The Telegraph reports that Pope Francis has fired Colonel Daniel Anrig, who has headed the Swiss Guards since 2008. The official Vatican newspaper, L’Osservatore Romano, made the announcement that Anrig would be leaving the job in January. According to the BBC, the one sentence announcement read:
The holy father has ordered that Colonel Daniel Rudolf Anrig end his term on 31 January, at the conclusion of the extension of his mandate.
While no explanation was given of why the pontiff made this move, The Telegraph says that Pope Francis considers Anrig to be overly strict.
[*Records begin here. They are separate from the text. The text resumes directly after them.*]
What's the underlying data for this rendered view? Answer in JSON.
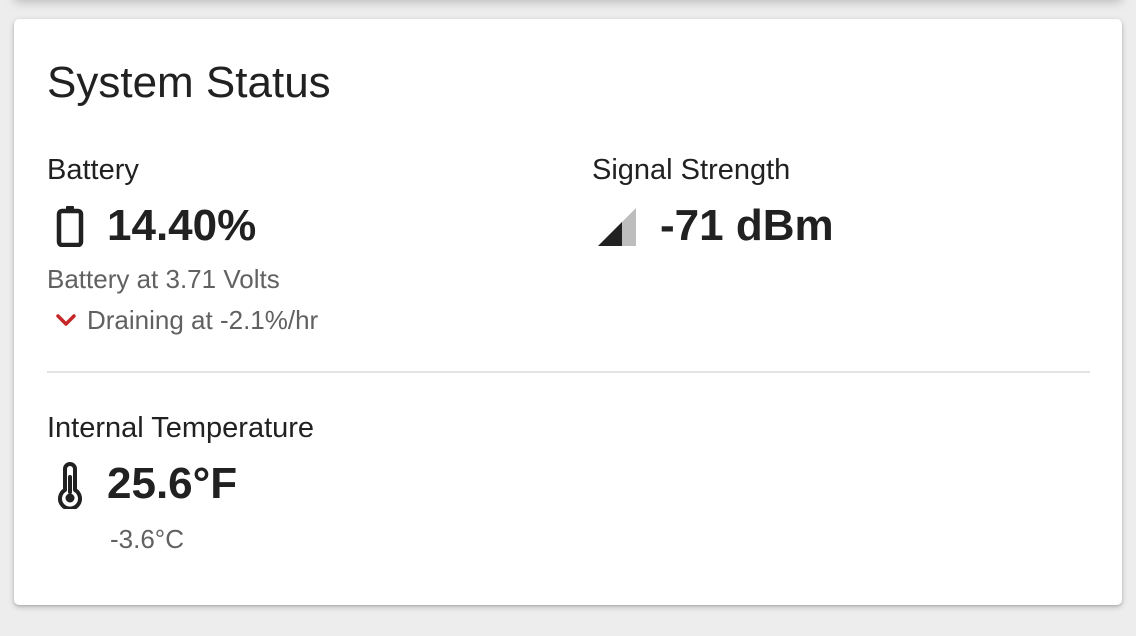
{
  "card": {
    "title": "System Status"
  },
  "battery": {
    "label": "Battery",
    "value": "14.40%",
    "voltage_text": "Battery at 3.71 Volts",
    "trend_text": "Draining at -2.1%/hr",
    "trend_direction": "down",
    "icon": "battery-icon",
    "trend_icon": "chevron-down-icon",
    "trend_color": "#c62828"
  },
  "signal": {
    "label": "Signal Strength",
    "value": "-71 dBm",
    "icon": "signal-icon"
  },
  "temperature": {
    "label": "Internal Temperature",
    "value": "25.6°F",
    "celsius": "-3.6°C",
    "icon": "thermometer-icon"
  }
}
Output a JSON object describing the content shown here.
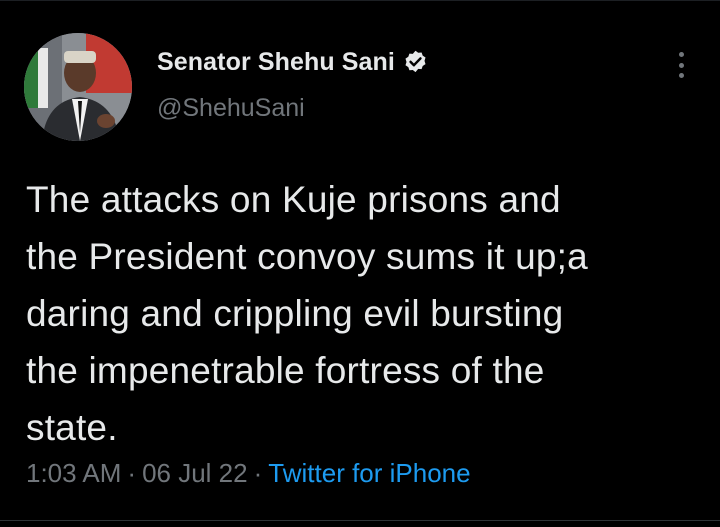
{
  "author": {
    "display_name": "Senator Shehu Sani",
    "handle": "@ShehuSani",
    "verified": true,
    "avatar_icon": "profile-photo"
  },
  "tweet": {
    "lines": [
      "The attacks on Kuje prisons and",
      "the President convoy sums it up;a",
      "daring and crippling evil bursting",
      "the impenetrable fortress of the",
      "state."
    ]
  },
  "meta": {
    "time": "1:03 AM",
    "separator": "·",
    "date": "06 Jul 22",
    "source": "Twitter for iPhone"
  },
  "colors": {
    "background": "#000000",
    "text": "#e7e9ea",
    "secondary_text": "#71767b",
    "link": "#1d9bf0"
  },
  "icons": {
    "verified": "verified-badge-icon",
    "more": "more-options-icon"
  }
}
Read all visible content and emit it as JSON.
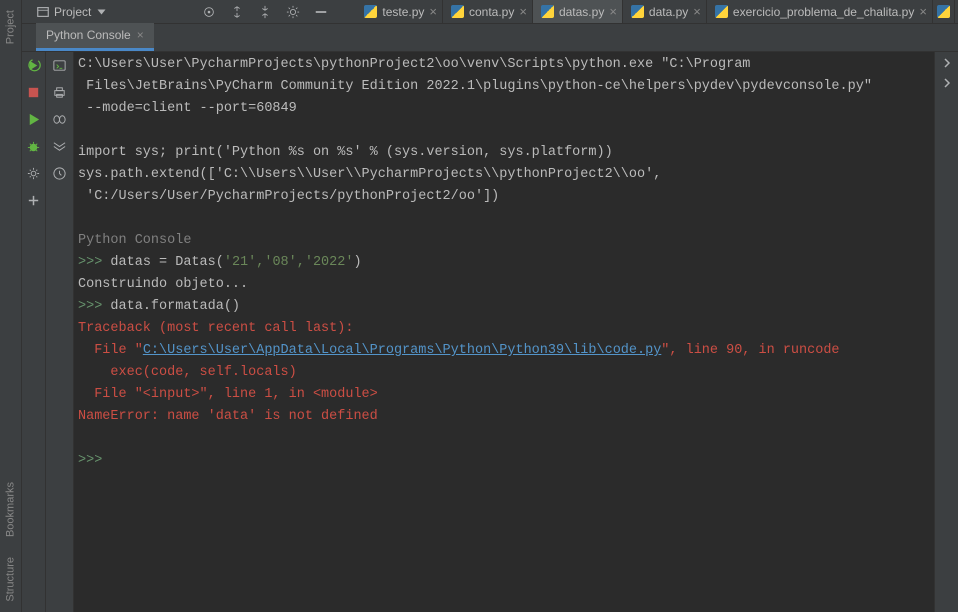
{
  "gutter": {
    "project": "Project",
    "bookmarks": "Bookmarks",
    "structure": "Structure"
  },
  "toolbar": {
    "project_label": "Project"
  },
  "tabs": [
    {
      "label": "teste.py",
      "active": false
    },
    {
      "label": "conta.py",
      "active": false
    },
    {
      "label": "datas.py",
      "active": true
    },
    {
      "label": "data.py",
      "active": false
    },
    {
      "label": "exercicio_problema_de_chalita.py",
      "active": false
    }
  ],
  "toolTab": {
    "label": "Python Console"
  },
  "console": {
    "header1": "C:\\Users\\User\\PycharmProjects\\pythonProject2\\oo\\venv\\Scripts\\python.exe \"C:\\Program",
    "header2": " Files\\JetBrains\\PyCharm Community Edition 2022.1\\plugins\\python-ce\\helpers\\pydev\\pydevconsole.py\"",
    "header3": " --mode=client --port=60849",
    "import_line": "import sys; print('Python %s on %s' % (sys.version, sys.platform))",
    "path_line1": "sys.path.extend(['C:\\\\Users\\\\User\\\\PycharmProjects\\\\pythonProject2\\\\oo',",
    "path_line2": " 'C:/Users/User/PycharmProjects/pythonProject2/oo'])",
    "pc_label": "Python Console",
    "prompt": ">>>",
    "in1_pre": " datas = Datas(",
    "in1_args": "'21','08','2022'",
    "in1_post": ")",
    "out1": "Construindo objeto...",
    "in2": " data.formatada()",
    "tb1": "Traceback (most recent call last):",
    "tb2a": "  File \"",
    "tb2_link": "C:\\Users\\User\\AppData\\Local\\Programs\\Python\\Python39\\lib\\code.py",
    "tb2b": "\", line 90, in runcode",
    "tb3": "    exec(code, self.locals)",
    "tb4": "  File \"<input>\", line 1, in <module>",
    "err": "NameError: name 'data' is not defined"
  }
}
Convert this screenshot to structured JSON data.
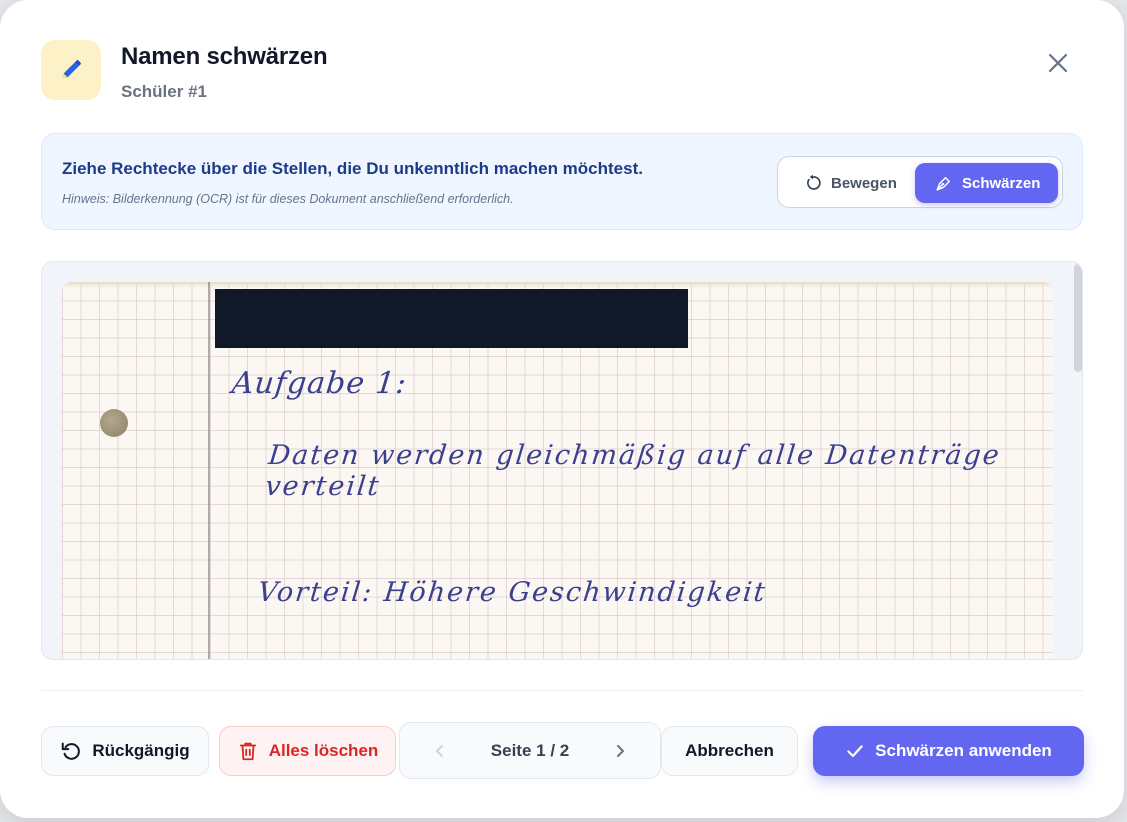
{
  "dialog": {
    "title": "Namen schwärzen",
    "subtitle": "Schüler #1",
    "header_icon": "pencil-icon",
    "accent_color": "#6366f1"
  },
  "instructions": {
    "main": "Ziehe Rechtecke über die Stellen, die Du unkenntlich machen möchtest.",
    "hint": "Hinweis: Bilderkennung (OCR) ist für dieses Dokument anschließend erforderlich."
  },
  "mode_toggle": {
    "move_label": "Bewegen",
    "redact_label": "Schwärzen",
    "active": "Schwärzen"
  },
  "document": {
    "handwriting": [
      "Aufgabe 1:",
      "Daten werden gleichmäßig auf alle Datenträge verteilt",
      "Vorteil: Höhere Geschwindigkeit"
    ]
  },
  "footer": {
    "undo_label": "Rückgängig",
    "clear_label": "Alles löschen",
    "page_label": "Seite 1 / 2",
    "cancel_label": "Abbrechen",
    "apply_label": "Schwärzen anwenden"
  }
}
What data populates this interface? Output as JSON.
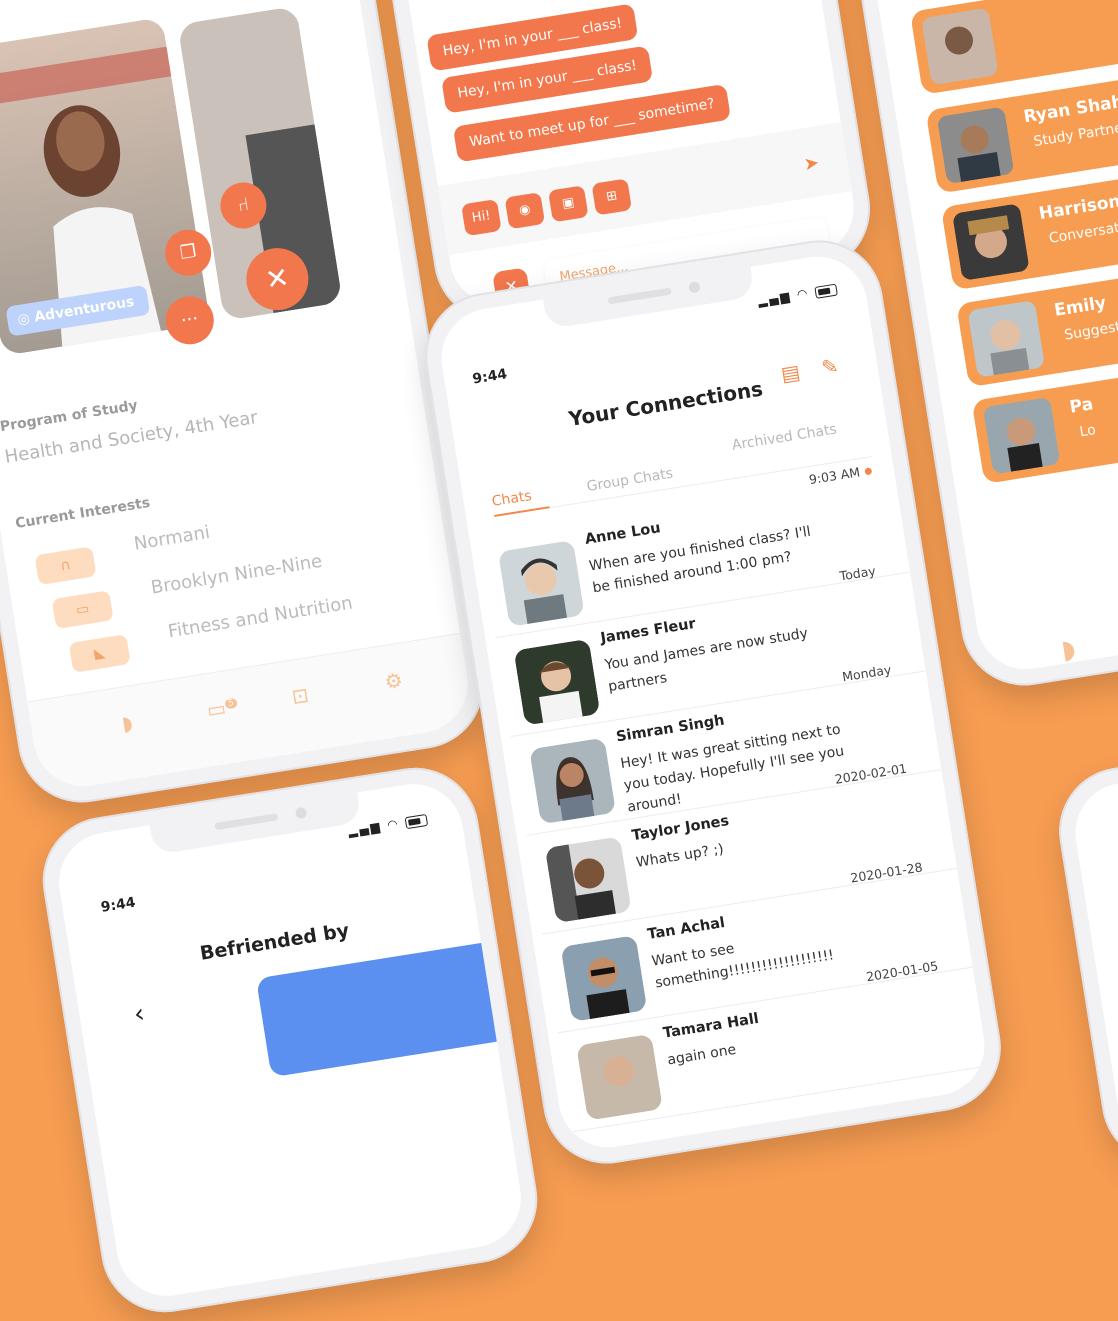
{
  "colors": {
    "background": "#f79d52",
    "accent": "#f2774d",
    "accent_light": "#fddcbf",
    "chip_blue": "#bdd3fb",
    "blue_panel": "#5b8ff0"
  },
  "profile": {
    "tag": "Adventurous",
    "program_label": "Program of Study",
    "program_value": "Health and Society, 4th Year",
    "interests_label": "Current Interests",
    "interests": [
      {
        "icon": "headphones-icon",
        "label": "Normani"
      },
      {
        "icon": "tv-icon",
        "label": "Brooklyn Nine-Nine"
      },
      {
        "icon": "sneaker-icon",
        "label": "Fitness and Nutrition"
      }
    ],
    "nav_badge": "5"
  },
  "compose": {
    "bubbles": [
      "Hey, I'm in your ___ class!",
      "Want to meet up for ___ sometime?"
    ],
    "partial_bubble": "Hey, I'm in your ___ class!",
    "tools": [
      "Hi!",
      "camera-icon",
      "image-icon",
      "file-plus-icon"
    ],
    "input_placeholder": "Message..."
  },
  "suggestions": [
    {
      "name": "Ryan Shah",
      "subtitle": "Study Partner"
    },
    {
      "name": "Harrison",
      "subtitle": "Conversation"
    },
    {
      "name": "Emily",
      "subtitle": "Suggested"
    },
    {
      "name": "Pa",
      "subtitle": "Lo"
    }
  ],
  "connections": {
    "time": "9:44",
    "title": "Your Connections",
    "tabs": [
      "Chats",
      "Group Chats",
      "Archived Chats"
    ],
    "chats": [
      {
        "name": "Anne Lou",
        "message": "When are you finished class? I'll be finished around 1:00 pm?",
        "time": "9:03 AM",
        "unread": true
      },
      {
        "name": "James Fleur",
        "message": "You and James are now study partners",
        "time": "Today",
        "unread": false
      },
      {
        "name": "Simran Singh",
        "message": "Hey! It was great sitting next to you today. Hopefully I'll see you around!",
        "time": "Monday",
        "unread": false
      },
      {
        "name": "Taylor Jones",
        "message": "Whats up? ;)",
        "time": "2020-02-01",
        "unread": false
      },
      {
        "name": "Tan Achal",
        "message": "Want to see something!!!!!!!!!!!!!!!!!!!",
        "time": "2020-01-28",
        "unread": false
      },
      {
        "name": "Tamara Hall",
        "message": "again one",
        "time": "2020-01-05",
        "unread": false
      }
    ]
  },
  "befriended": {
    "time": "9:44",
    "title": "Befriended by",
    "back": "‹"
  }
}
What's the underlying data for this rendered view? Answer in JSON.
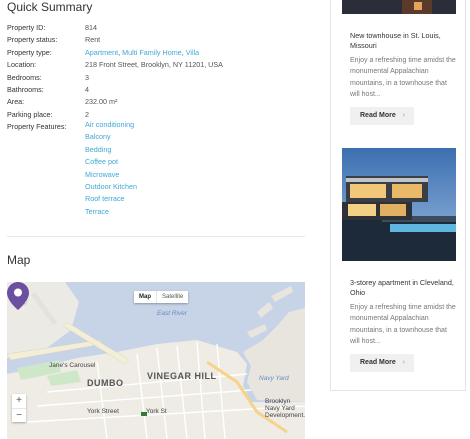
{
  "quick_summary": {
    "title": "Quick Summary",
    "rows": [
      {
        "label": "Property ID:",
        "value": "814"
      },
      {
        "label": "Property status:",
        "value": "Rent"
      },
      {
        "label": "Property type:",
        "links": [
          "Apartment",
          "Multi Family Home",
          "Villa"
        ]
      },
      {
        "label": "Location:",
        "value": "218 Front Street, Brooklyn, NY 11201, USA"
      },
      {
        "label": "Bedrooms:",
        "value": "3"
      },
      {
        "label": "Bathrooms:",
        "value": "4"
      },
      {
        "label": "Area:",
        "value": "232.00 m²"
      },
      {
        "label": "Parking place:",
        "value": "2"
      },
      {
        "label": "Property Features:",
        "value": ""
      }
    ],
    "features": [
      "Air conditioning",
      "Balcony",
      "Bedding",
      "Coffee pot",
      "Microwave",
      "Outdoor Kitchen",
      "Roof terrace",
      "Terrace"
    ]
  },
  "map": {
    "title": "Map",
    "toggle": {
      "map": "Map",
      "satellite": "Satellite"
    },
    "zoom_in": "+",
    "zoom_out": "−",
    "labels": {
      "east_river": "East River",
      "jane_carousel": "Jane's Carousel",
      "dumbo": "DUMBO",
      "vinegar_hill": "VINEGAR HILL",
      "brooklyn_navy_yard": "Brooklyn Navy Yard Development...",
      "york_street": "York Street",
      "york_st": "York St",
      "navy_yard": "Navy Yard"
    }
  },
  "sidebar": {
    "cards": [
      {
        "title": "New townhouse in St. Louis, Missouri",
        "description": "Enjoy a refreshing time amidst the monumental Appalachian mountains, in a townhouse that will host...",
        "button": "Read More",
        "chevron": "›"
      },
      {
        "title": "3-storey apartment in Cleveland, Ohio",
        "description": "Enjoy a refreshing time amidst the monumental Appalachian mountains, in a townhouse that will host...",
        "button": "Read More",
        "chevron": "›"
      }
    ]
  },
  "colors": {
    "link": "#3fa7d6",
    "pin": "#6b4fa0",
    "water": "#c7d3e6"
  }
}
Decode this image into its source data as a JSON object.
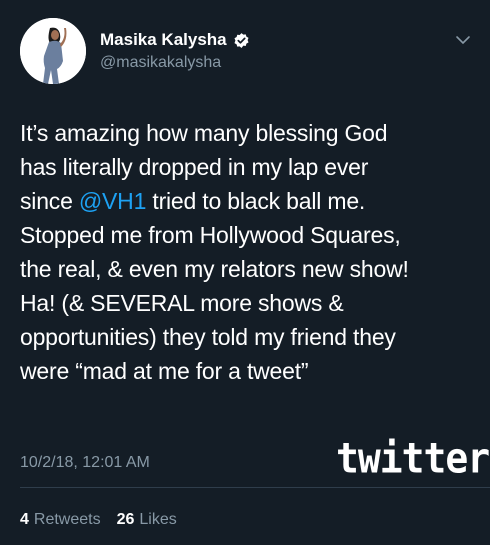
{
  "user": {
    "display_name": "Masika Kalysha",
    "handle": "@masikakalysha",
    "avatar_icon": "profile-photo",
    "verified_icon": "verified-badge-icon"
  },
  "tweet": {
    "lines": [
      "It’s amazing how many blessing God",
      "has literally dropped in my lap ever",
      "since ",
      "Stopped me from Hollywood Squares,",
      "the real, & even my relators new show!",
      "Ha! (& SEVERAL more shows &",
      "opportunities) they told my friend they",
      "were “mad at me for a tweet”"
    ],
    "mention": "@VH1",
    "line3_rest": " tried to black ball me."
  },
  "timestamp": "10/2/18, 12:01 AM",
  "watermark": "twitter",
  "stats": {
    "retweets_count": "4",
    "retweets_label": "Retweets",
    "likes_count": "26",
    "likes_label": "Likes"
  },
  "colors": {
    "background": "#141d26",
    "text": "#ffffff",
    "secondary_text": "#8899a6",
    "link": "#1da1f2",
    "verified": "#ffffff"
  }
}
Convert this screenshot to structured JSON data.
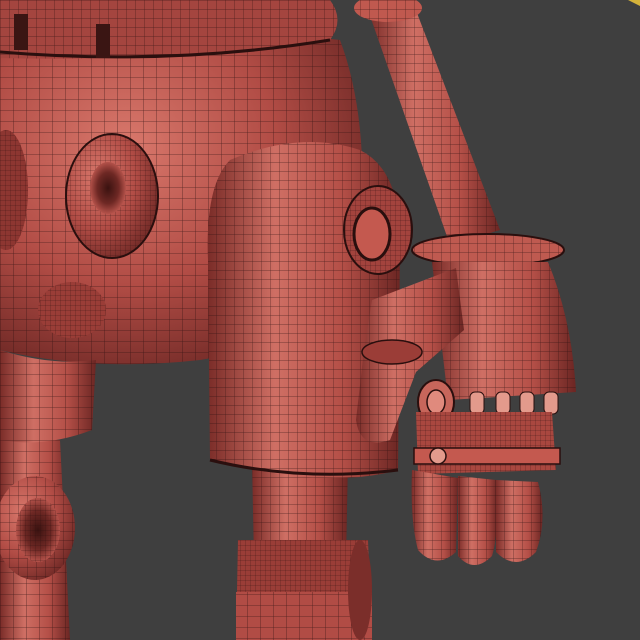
{
  "viewport": {
    "background_color": "#3f3f3f",
    "mesh_base_color": "#b5524a",
    "mesh_highlight_color": "#d97a6f",
    "mesh_shadow_color": "#6f2a26",
    "wireframe_color": "#2a0f0e",
    "accent_top_right": "#d4b23a"
  },
  "model": {
    "parts": [
      "torso",
      "belt",
      "hip-socket-left",
      "hip-socket-right",
      "upper-arm",
      "shoulder-pad",
      "forearm",
      "wrist-ring",
      "hand",
      "thumb",
      "fingers",
      "upper-leg",
      "boot",
      "left-leg",
      "left-knee-joint"
    ]
  }
}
According to The Telegraph, the pope emerged from his private suite one morning to find an exhausted Swiss Guardsman, who had been standing watch outside his door all night. “Sit down,” the pontiff reportedly told him.
“I can’t, it’s against orders,” was the guard’s reply.
Pope Francis replied, “I give the orders around here.” He then went to fetch the guardsman a cappuccino.
This move is one of many Vatican reforms brought about by Pope Francis.
The pope, who has earned the nickname, “The People’s Pope,” has signaled a desire to end some of the pomp surrounding his office. He largely eschews the ornamented raiment worn by his predecessors, preferring a simple, unadorned robe. He was seen shaking hands with a Swiss Guard member in October, breaking protocol, which calls for the pope to treat members of the force in an aloof manner.
Pope Francis has made it clear that he believes that much of the security surrounding him is unnecessary. When he has traveled abroad, the pontiff has been driven in a small car, rather than an armor plated limousine. It is reported that he doesn’t care for restrictions on his movement put on him by the Swiss Guard and the Vatican police force. It is also said that he would like the Swiss Guard to become “less military.”
When Daniel Anrig leaves his post at the end of January, he will be replaced by his current deputy, Christoph Graf. The Telegraph describes Graf’s management style as “more paternalistic,” which seems to be more in line with the temperament of Pope Francis himself.